After the liberal revolution in Spain under Fernando VII, Olañeta rejected the authority of La Serna and proclaimed himself "the only defender of throne and altar". Olañeta then ordered an attack of the Upper Peruvian royalists on the constitutionalists in the Peruvian viceroyalty. The Viceroy de La Serna was forced to change his plans of going down to the coast to fight Bolívar and sent Jerónimo Valdés with a force of 5,000 veterans to cross the Desaguadero River, which took place on January 22, 1824, in order to drive them to Potosí against his former subordinate "because there are indications of a meditated treason, joining the dissidents of Buenos Aires". Memorias para la historia de las armas españolas en el Perú ("Memories for the history of the Spanish armies in Peru") by peninsular official Andrés García Camba (1846) detailed the radical change that the events in Upper Peru produced in the viceroy's defensive plans.
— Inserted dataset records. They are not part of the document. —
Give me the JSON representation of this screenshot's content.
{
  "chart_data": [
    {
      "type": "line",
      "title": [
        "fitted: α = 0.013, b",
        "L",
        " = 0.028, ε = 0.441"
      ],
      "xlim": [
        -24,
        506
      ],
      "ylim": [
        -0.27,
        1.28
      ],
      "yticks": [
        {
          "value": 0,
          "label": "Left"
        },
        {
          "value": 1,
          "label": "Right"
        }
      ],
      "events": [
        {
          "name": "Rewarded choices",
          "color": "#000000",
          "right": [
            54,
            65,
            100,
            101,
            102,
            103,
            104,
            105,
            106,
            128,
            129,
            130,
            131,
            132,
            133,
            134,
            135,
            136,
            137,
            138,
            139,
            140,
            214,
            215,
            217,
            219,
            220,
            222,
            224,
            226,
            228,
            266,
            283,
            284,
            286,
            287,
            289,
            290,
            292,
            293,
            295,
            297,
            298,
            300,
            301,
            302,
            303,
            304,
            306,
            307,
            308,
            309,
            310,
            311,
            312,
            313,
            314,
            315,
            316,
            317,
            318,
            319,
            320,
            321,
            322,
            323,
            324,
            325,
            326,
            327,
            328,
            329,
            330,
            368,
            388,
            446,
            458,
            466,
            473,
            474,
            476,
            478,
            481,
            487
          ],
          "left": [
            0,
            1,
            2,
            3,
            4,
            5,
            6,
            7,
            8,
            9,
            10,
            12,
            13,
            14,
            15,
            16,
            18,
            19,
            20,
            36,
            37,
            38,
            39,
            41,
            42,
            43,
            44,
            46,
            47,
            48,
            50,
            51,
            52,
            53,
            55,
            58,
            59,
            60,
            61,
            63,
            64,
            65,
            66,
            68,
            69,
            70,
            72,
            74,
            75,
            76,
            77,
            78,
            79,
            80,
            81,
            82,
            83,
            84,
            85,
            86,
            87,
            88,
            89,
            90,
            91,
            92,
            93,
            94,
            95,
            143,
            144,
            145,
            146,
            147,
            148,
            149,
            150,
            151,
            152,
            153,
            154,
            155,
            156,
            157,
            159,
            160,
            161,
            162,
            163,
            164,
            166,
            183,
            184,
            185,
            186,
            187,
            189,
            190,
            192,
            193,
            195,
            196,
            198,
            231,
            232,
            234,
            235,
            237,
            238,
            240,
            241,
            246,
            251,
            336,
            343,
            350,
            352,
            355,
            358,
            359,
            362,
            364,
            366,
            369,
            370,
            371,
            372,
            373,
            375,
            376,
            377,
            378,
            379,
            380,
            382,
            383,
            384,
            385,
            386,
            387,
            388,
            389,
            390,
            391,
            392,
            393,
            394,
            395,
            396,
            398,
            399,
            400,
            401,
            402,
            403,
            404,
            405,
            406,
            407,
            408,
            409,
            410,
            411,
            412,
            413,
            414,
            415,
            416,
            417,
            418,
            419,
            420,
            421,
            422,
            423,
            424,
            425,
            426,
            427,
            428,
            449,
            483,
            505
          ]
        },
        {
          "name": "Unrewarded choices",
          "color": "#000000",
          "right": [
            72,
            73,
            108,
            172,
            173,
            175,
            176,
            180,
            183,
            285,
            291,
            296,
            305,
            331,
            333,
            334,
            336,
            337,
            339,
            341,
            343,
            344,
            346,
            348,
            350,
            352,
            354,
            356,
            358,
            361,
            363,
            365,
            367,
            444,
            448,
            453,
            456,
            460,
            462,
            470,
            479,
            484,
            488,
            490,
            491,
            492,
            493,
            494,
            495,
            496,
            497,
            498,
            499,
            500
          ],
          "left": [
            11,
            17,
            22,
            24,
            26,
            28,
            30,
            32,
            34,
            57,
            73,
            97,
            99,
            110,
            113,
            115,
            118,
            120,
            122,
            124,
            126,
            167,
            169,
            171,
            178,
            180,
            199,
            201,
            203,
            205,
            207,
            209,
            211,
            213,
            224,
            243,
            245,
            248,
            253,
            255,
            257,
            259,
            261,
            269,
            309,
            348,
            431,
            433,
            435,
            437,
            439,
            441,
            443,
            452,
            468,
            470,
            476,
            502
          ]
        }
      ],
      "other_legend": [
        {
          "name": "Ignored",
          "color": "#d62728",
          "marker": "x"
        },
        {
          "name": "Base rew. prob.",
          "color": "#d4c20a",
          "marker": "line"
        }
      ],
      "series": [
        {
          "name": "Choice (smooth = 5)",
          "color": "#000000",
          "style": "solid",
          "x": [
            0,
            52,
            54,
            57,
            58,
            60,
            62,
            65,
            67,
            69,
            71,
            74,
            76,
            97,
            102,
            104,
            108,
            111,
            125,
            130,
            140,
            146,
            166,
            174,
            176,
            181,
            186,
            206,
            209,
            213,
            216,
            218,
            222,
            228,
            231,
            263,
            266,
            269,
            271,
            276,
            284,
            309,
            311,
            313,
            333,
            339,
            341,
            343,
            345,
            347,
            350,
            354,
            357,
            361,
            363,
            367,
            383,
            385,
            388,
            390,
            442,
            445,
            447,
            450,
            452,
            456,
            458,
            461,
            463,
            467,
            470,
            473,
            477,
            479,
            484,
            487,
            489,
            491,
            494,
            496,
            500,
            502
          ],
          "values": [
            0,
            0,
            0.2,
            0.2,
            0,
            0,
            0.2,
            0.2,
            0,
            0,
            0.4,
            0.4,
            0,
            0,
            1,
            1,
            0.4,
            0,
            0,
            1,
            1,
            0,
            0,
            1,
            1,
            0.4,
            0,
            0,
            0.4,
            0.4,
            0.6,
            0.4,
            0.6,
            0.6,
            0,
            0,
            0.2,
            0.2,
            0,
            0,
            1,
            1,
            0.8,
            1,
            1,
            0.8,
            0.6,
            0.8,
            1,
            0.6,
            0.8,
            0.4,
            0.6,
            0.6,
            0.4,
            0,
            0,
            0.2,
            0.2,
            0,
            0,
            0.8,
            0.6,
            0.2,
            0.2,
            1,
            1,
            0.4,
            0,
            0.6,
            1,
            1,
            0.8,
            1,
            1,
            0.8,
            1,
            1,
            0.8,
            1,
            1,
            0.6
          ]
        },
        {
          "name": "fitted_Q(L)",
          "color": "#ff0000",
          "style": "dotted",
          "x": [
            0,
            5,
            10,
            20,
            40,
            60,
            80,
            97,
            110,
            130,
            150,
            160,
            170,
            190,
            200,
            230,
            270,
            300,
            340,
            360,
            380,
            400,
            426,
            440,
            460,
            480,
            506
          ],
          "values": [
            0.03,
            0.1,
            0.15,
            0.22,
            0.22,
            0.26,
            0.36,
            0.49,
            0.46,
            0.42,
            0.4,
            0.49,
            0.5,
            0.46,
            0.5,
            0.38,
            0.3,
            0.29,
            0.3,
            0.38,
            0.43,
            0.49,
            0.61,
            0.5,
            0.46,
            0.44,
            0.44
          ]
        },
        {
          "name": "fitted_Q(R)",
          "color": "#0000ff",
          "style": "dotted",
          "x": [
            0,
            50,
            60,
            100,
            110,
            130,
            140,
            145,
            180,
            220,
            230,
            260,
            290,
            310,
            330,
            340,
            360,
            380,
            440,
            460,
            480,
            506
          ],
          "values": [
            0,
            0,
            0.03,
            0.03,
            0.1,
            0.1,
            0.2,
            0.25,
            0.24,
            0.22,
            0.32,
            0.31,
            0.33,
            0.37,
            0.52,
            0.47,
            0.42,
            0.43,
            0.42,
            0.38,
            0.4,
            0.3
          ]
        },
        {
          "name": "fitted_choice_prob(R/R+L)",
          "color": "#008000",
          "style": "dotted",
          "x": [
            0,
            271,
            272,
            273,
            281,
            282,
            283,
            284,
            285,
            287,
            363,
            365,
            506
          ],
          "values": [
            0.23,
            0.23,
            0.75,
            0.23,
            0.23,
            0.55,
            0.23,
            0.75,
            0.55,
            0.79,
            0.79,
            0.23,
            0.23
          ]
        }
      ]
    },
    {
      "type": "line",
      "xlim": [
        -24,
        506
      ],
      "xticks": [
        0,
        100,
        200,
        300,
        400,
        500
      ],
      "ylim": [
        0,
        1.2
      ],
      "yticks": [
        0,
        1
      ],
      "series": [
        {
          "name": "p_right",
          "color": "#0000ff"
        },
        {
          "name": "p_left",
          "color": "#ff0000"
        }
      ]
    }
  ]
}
After a long campaign in the battles of Tarabuquillo, Sala, Cotagaita, and finally La Lava on August 17, 1824, both royalists forces of Viceroyalty Peru (liberals) and of the provinces of Upper Peru (absolutists) were decimated.

==Continuing resistance==

After the decisive defeat of the main royalist armies in the Battle of Ayacucho, Olañeta continued a hopeless resistance against Simón Bolívar's forces in the Campaign of Sucre in Upper Peru (today's Bolivia). On April 2, 1825, after a desperate fight, Olañeta was mortally wounded in the Battle of Tumusla, fighting with a few hundred men against many of his own ex-troops led by Colonel Carlos Medinaceli, who had defected to the patriots. He died the following day. This battle of the war of independence was the last engagement in an open field by regular armies in South America. Unaware of his death, Fernando VII appointed him Viceroy of the Rio de la Plata. After the battle Antonio José de Sucre called a congress of Upper Peru and saw the creation of a new nation, Bolivia.

== Honors ==
1820: Cross of Commander of the Order of Isabel the Catholic.

1822: Cross of San Fernando, 3rd class.